System keeps changing access ports. Reboot fixes it

I have a server that randomly seems to change/shut down access ports. I can access the system via HTTP and SSH and then suddenly SSH is gone and when I try to access HTTP I see

Forbidden

You don’t have permission to access / on this server.

I physically reboot the server and everything is good. Standard HTTP and SSH access is resolved. When I look at port management in System Admin, everything is good. Any ideas why this keeps happening?

This sounds like fail2ban blocking you. Something your IP is doing is triggering fail2ban

I have actually run into this sporadically over the last 5 to 10 years of deploying FreePBX and was never able to narrow it down to something specific.

This has only happened to PBXs that are installed on bare metal (typically something like an Intel NUC) and on-prem with the client. Access to any of the typical management ports (Web GUI or SSH) doesn’t work even from the local network. Phones are unable to connect to asterisk either and these systems are typically setup in a space where it’s not convenient to have a monitor connected to them to have the staff look at it to tell us what they can see on the terminal.

Troubleshooting this issue is further complicated by the fact that phones are typically time sensitive things in most of the businesses that we support so we simply ask them to power cycle the unit and since it takes about 30 seconds for these to boot up, phones are back near instantaneously.

What’s more this happens RARELY on the same unit, some go a year or two without a restart before this will happen to them again. We only noticed the pattern above because we have many deployed like this and it would be a different unit doing this every so often so we can’t even really be ready with a monitor at the same client when it happens the next time.

Looking through logs over the years also hasn’t surfaced a pattern or a cause.

My hope, just like the long standing cron bug with cert renewals and backups, is that eventually this issue will just fade away as FreePBX moves away from CentOS and outdated fail2ban instances.

TLDR: Have seen this same symptom pretty consistently over the years and we were never able to figure out the cause.

Sounds pretty close to my issue except it happens on a particular system every couple of weeks. Local http/ssh does not work and local phones can not register. Perhaps fail2ban is blocking local traffic also?

Thanks, James. I’ll give that a shot. I’ve never experienced this before and like Igor’s response when it happens, local access to the system is shut down.
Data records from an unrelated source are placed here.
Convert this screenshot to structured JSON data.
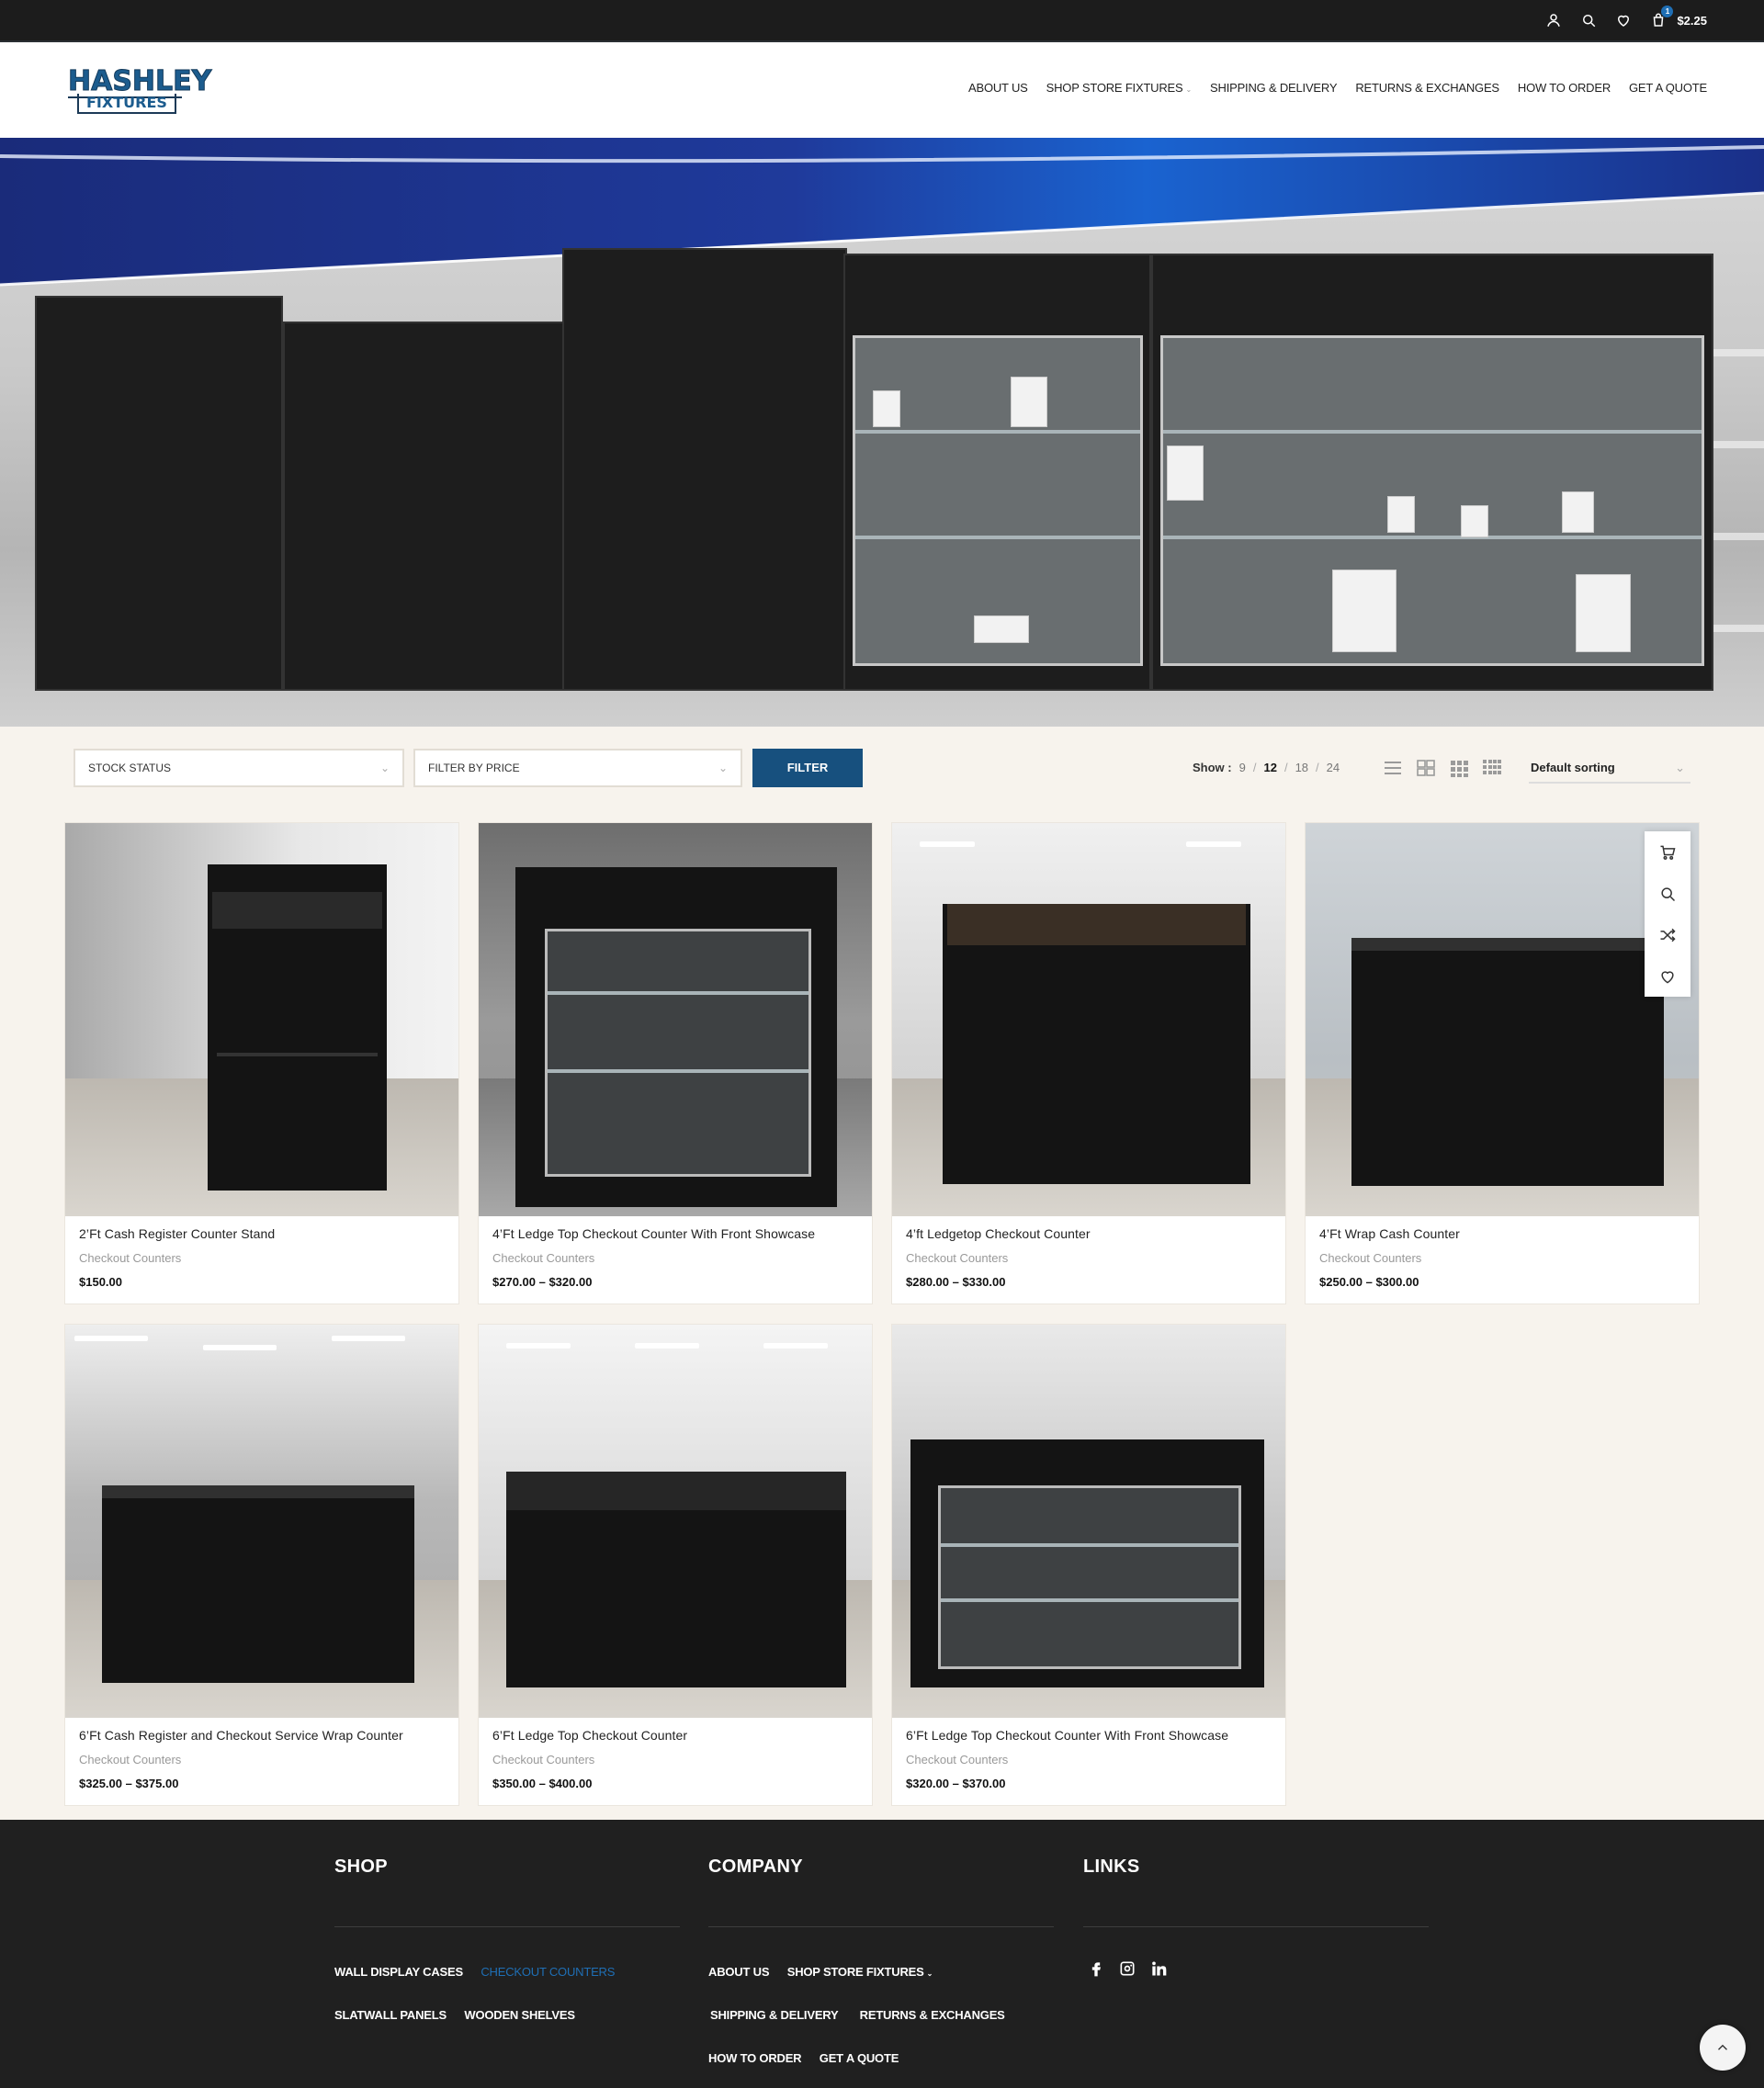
{
  "topbar": {
    "cart_count": "1",
    "cart_total": "$2.25",
    "icons": [
      "user-icon",
      "search-icon",
      "heart-icon",
      "cart-icon"
    ]
  },
  "header": {
    "logo_line1": "HASHLEY",
    "logo_line2": "FIXTURES",
    "nav": [
      {
        "label": "ABOUT US"
      },
      {
        "label": "SHOP STORE FIXTURES",
        "has_dropdown": true
      },
      {
        "label": "SHIPPING & DELIVERY"
      },
      {
        "label": "RETURNS & EXCHANGES"
      },
      {
        "label": "HOW TO ORDER"
      },
      {
        "label": "GET A QUOTE"
      }
    ]
  },
  "toolbar": {
    "stock_status": "STOCK STATUS",
    "filter_price": "FILTER BY PRICE",
    "filter_button": "FILTER",
    "show_label": "Show :",
    "show_options": [
      "9",
      "12",
      "18",
      "24"
    ],
    "show_active": "12",
    "sorting": "Default sorting"
  },
  "products": [
    {
      "title": "2’Ft Cash Register Counter Stand",
      "category": "Checkout Counters",
      "price": "$150.00"
    },
    {
      "title": "4’Ft Ledge Top Checkout Counter With Front Showcase",
      "category": "Checkout Counters",
      "price": "$270.00 – $320.00"
    },
    {
      "title": "4’ft Ledgetop Checkout Counter",
      "category": "Checkout Counters",
      "price": "$280.00 – $330.00"
    },
    {
      "title": "4’Ft Wrap Cash Counter",
      "category": "Checkout Counters",
      "price": "$250.00 – $300.00"
    },
    {
      "title": "6’Ft Cash Register and Checkout Service Wrap Counter",
      "category": "Checkout Counters",
      "price": "$325.00 – $375.00"
    },
    {
      "title": "6’Ft Ledge Top Checkout Counter",
      "category": "Checkout Counters",
      "price": "$350.00 – $400.00"
    },
    {
      "title": "6’Ft Ledge Top Checkout Counter With Front Showcase",
      "category": "Checkout Counters",
      "price": "$320.00 – $370.00"
    }
  ],
  "footer": {
    "shop": {
      "heading": "SHOP",
      "links": [
        "WALL DISPLAY CASES",
        "CHECKOUT COUNTERS",
        "SLATWALL PANELS",
        "WOODEN SHELVES"
      ]
    },
    "company": {
      "heading": "COMPANY",
      "links": [
        "ABOUT US",
        "SHOP STORE FIXTURES",
        "SHIPPING & DELIVERY",
        "RETURNS & EXCHANGES",
        "HOW TO ORDER",
        "GET A QUOTE"
      ]
    },
    "links": {
      "heading": "LINKS",
      "social": [
        "facebook-icon",
        "instagram-icon",
        "linkedin-icon"
      ]
    }
  },
  "colors": {
    "accent": "#1f6fb5",
    "filter_button": "#17507e",
    "topbar": "#1c1c1c",
    "footer": "#202020",
    "page_bg": "#f7f3ed"
  }
}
Phones don’t register, ssh won’t respond and HTTP shows the Forbidden message which I typically only get when I change the admin port and Let’s Encrypt is using port 80

Yea, it’s not a port change, it’s just that the system wholesale stops accepting any network requests even though local IPs are whitelisted in multiple spots within FreePBX and everything works just fine after a reboot.
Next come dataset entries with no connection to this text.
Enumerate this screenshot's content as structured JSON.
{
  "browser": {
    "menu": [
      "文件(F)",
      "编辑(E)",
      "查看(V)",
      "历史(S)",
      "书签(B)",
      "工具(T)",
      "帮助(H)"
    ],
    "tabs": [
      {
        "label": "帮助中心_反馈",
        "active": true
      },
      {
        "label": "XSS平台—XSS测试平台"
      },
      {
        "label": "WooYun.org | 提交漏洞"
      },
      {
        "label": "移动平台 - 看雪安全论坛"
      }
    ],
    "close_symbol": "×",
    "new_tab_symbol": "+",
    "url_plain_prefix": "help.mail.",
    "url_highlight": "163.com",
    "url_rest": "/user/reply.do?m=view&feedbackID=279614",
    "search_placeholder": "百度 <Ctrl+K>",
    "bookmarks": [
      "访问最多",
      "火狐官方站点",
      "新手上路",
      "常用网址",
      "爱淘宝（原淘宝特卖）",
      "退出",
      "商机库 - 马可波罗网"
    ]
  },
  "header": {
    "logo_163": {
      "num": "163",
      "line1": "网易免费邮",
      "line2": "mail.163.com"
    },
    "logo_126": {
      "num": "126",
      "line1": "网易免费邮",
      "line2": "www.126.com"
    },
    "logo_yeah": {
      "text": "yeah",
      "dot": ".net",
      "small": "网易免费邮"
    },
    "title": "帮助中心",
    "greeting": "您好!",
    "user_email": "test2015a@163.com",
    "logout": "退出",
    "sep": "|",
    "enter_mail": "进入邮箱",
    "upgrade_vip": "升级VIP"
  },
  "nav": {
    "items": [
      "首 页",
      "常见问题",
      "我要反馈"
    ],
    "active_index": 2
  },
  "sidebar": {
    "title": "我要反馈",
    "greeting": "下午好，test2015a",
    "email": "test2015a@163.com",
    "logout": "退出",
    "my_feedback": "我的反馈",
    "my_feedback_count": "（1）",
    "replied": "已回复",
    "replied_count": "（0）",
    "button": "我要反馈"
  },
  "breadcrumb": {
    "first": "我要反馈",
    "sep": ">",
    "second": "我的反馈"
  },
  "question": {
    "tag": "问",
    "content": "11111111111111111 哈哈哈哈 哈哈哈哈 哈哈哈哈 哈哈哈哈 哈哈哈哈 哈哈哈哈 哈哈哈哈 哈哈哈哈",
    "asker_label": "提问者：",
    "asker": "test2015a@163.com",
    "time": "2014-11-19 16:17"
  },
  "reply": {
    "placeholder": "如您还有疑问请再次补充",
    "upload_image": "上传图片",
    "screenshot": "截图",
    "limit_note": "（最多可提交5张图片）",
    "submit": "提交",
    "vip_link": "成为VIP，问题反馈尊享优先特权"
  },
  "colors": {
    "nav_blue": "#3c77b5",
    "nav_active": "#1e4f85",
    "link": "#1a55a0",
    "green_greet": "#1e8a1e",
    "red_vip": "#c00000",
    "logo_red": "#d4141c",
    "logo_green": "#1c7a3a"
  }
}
If you have a device that this happens to often enough would you mind connecting a monitor to it and see if there are any messages that show up on the local terminal that would help us troubleshoot the issue when this happens?
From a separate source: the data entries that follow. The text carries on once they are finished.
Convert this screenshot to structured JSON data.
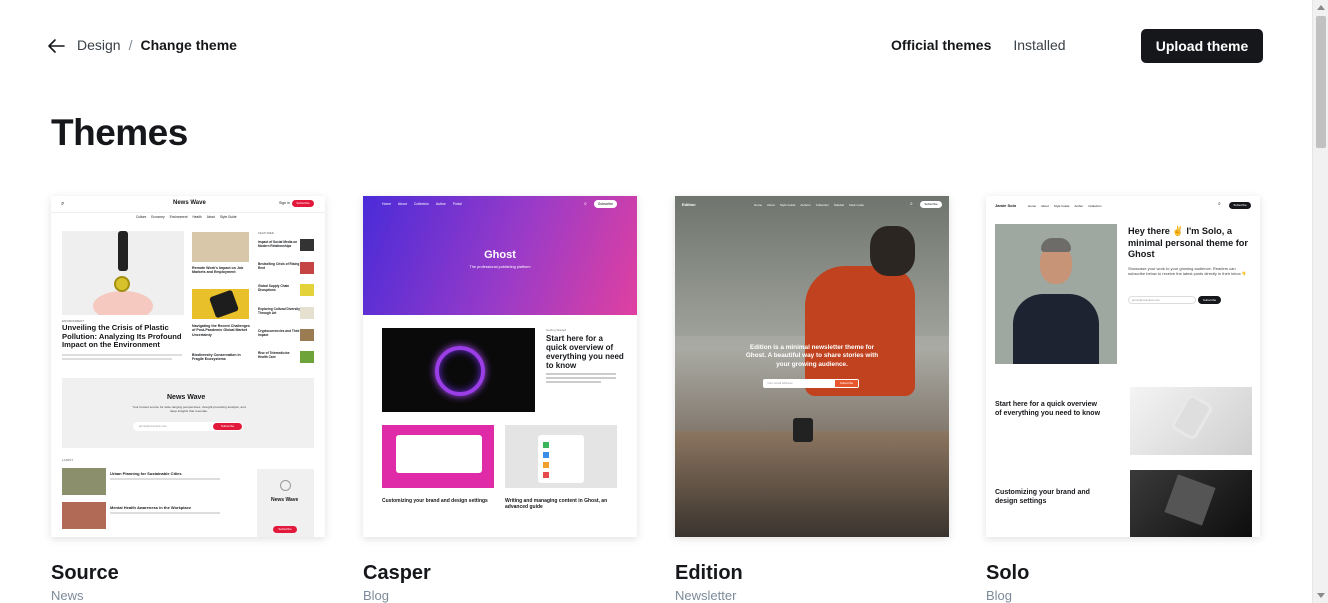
{
  "nav": {
    "crumb_parent": "Design",
    "crumb_separator": "/",
    "crumb_current": "Change theme",
    "tabs": [
      "Official themes",
      "Installed"
    ],
    "upload_label": "Upload theme"
  },
  "page_title": "Themes",
  "themes": [
    {
      "name": "Source",
      "category": "News",
      "preview": {
        "site": "News Wave",
        "sign_in": "Sign in",
        "subscribe": "Subscribe",
        "menu": [
          "Culture",
          "Economy",
          "Environment",
          "Health",
          "About",
          "Style Guide"
        ],
        "hero_tag": "ENVIRONMENT",
        "hero_title": "Unveiling the Crisis of Plastic Pollution: Analyzing Its Profound Impact on the Environment",
        "mid_items": [
          "Remote Work's Impact on Job Markets and Employment",
          "Navigating the Recent Challenges of Post-Pandemic Global Market Uncertainty",
          "Biodiversity Conservation in Fragile Ecosystems"
        ],
        "featured_label": "FEATURED",
        "side_items": [
          "Impact of Social Media on Modern Relationships",
          "Bestselling Crisis of Rising Rent",
          "Global Supply Chain Disruptions",
          "Exploring Cultural Diversity Through Art",
          "Cryptocurrencies and Their Impact",
          "Rise of Telemedicine Health Care"
        ],
        "banner_title": "News Wave",
        "banner_text": "Your trusted source for wide-ranging perspectives, thought-provoking analysis, and deep insights that resonate.",
        "email_placeholder": "jamie@example.com",
        "latest_label": "LATEST",
        "latest_items": [
          "Urban Planning for Sustainable Cities",
          "Mental Health Awareness in the Workplace"
        ],
        "side_card_title": "News Wave"
      }
    },
    {
      "name": "Casper",
      "category": "Blog",
      "preview": {
        "menu": [
          "Home",
          "About",
          "Collection",
          "Author",
          "Portal"
        ],
        "subscribe": "Subscribe",
        "logo": "Ghost",
        "tagline": "The professional publishing platform",
        "post_tag": "Getting Started",
        "post_title": "Start here for a quick overview of everything you need to know",
        "cards": [
          "Customizing your brand and design settings",
          "Writing and managing content in Ghost, an advanced guide"
        ]
      }
    },
    {
      "name": "Edition",
      "category": "Newsletter",
      "preview": {
        "site": "Edition",
        "menu": [
          "Home",
          "About",
          "Style Guide",
          "Authors",
          "Collection",
          "Sidebar",
          "Dark mode"
        ],
        "subscribe": "Subscribe",
        "headline": "Edition is a minimal newsletter theme for Ghost. A beautiful way to share stories with your growing audience.",
        "email_placeholder": "Your email address",
        "button": "Subscribe"
      }
    },
    {
      "name": "Solo",
      "category": "Blog",
      "preview": {
        "site": "Jamie Solo",
        "menu": [
          "Home",
          "About",
          "Style Guide",
          "Author",
          "Collection"
        ],
        "subscribe": "Subscribe",
        "headline": "Hey there ✌ I'm Solo, a minimal personal theme for Ghost",
        "subtext": "Showcase your work to your growing audience. Readers can subscribe below to receive the latest posts directly in their inbox 👇",
        "email_placeholder": "jamie@example.com",
        "posts": [
          "Start here for a quick overview of everything you need to know",
          "Customizing your brand and design settings"
        ]
      }
    }
  ],
  "colors": {
    "accent_red": "#e3193c",
    "dark": "#15171a",
    "casper_gradient_start": "#4a2bd8",
    "casper_gradient_end": "#e040a0",
    "muted": "#7c8b9a"
  }
}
As mentioned before I haven’t had luck parsing logs after an event either so coming by an explanation has been tricky.

I’ll give that a shot. What confuses me is that when I attempt to browse to the admin HTTP port I receive the Forbidden message, which tells me traffic is getting to the phone system but I’m trying to connect on what it thinks is the wrong port. I usually see that when I move 80 to Let’s Encrypt which is not the case in this system

Yea, I’ve seen that same exact message, just fully white background with a bold Forbidden message. I can’t remember if I had determined in the past if that’s something that comes back from the PBX or the browser when it doesn’t receive the correct HTTP response when trying to connect to either the HTTP or HTTPS ports. We change our https GUI ports to something completely non-default and we still receive the same error message on the same custom GUI HTTPS ports.

Try using telnet to the web gui port that you typically connect to and see what you get. If the connection is refused then it’ll simply time out, if it’s not it will allow you to connect and return something like:

Trying < some IP address >
Connected to < FQDN or IP >.
Escape character is ‘^]’.

If it was the firewall or fail2ban that was suddenly blocking all inbound connections and that page was coming back from apache on the PBX then I am not sure how the connection got past the firewall for apache to respond with the error message.

If it’s happening that frequently, perhaps locking down access from the internet as tightly as possible and disabling fail2ban for a period to see if the behavior stops would be a brute force test. If the problems go away then you have a pretty good indication that it’s fail2ban causing the issue. Then it just becomes a question of why?

As an aside, we’ve been using APIBan for a few months now on all of our systems and have seen a dramatic reduction in fail2ban hits. Easy to implement and seems very affective.

Honestly though, even if I nailed it down and knew a 100% that fail2ban is doing it, there would be nothing that could be done anyway as we are not really interested in changing the packages that get natively installed with the Sangoma distribution.

FreePBX 17 is slated to go on Debian so the hope is that these weird rare bugs will just disappear once the distribution is more in line with what’s currently available.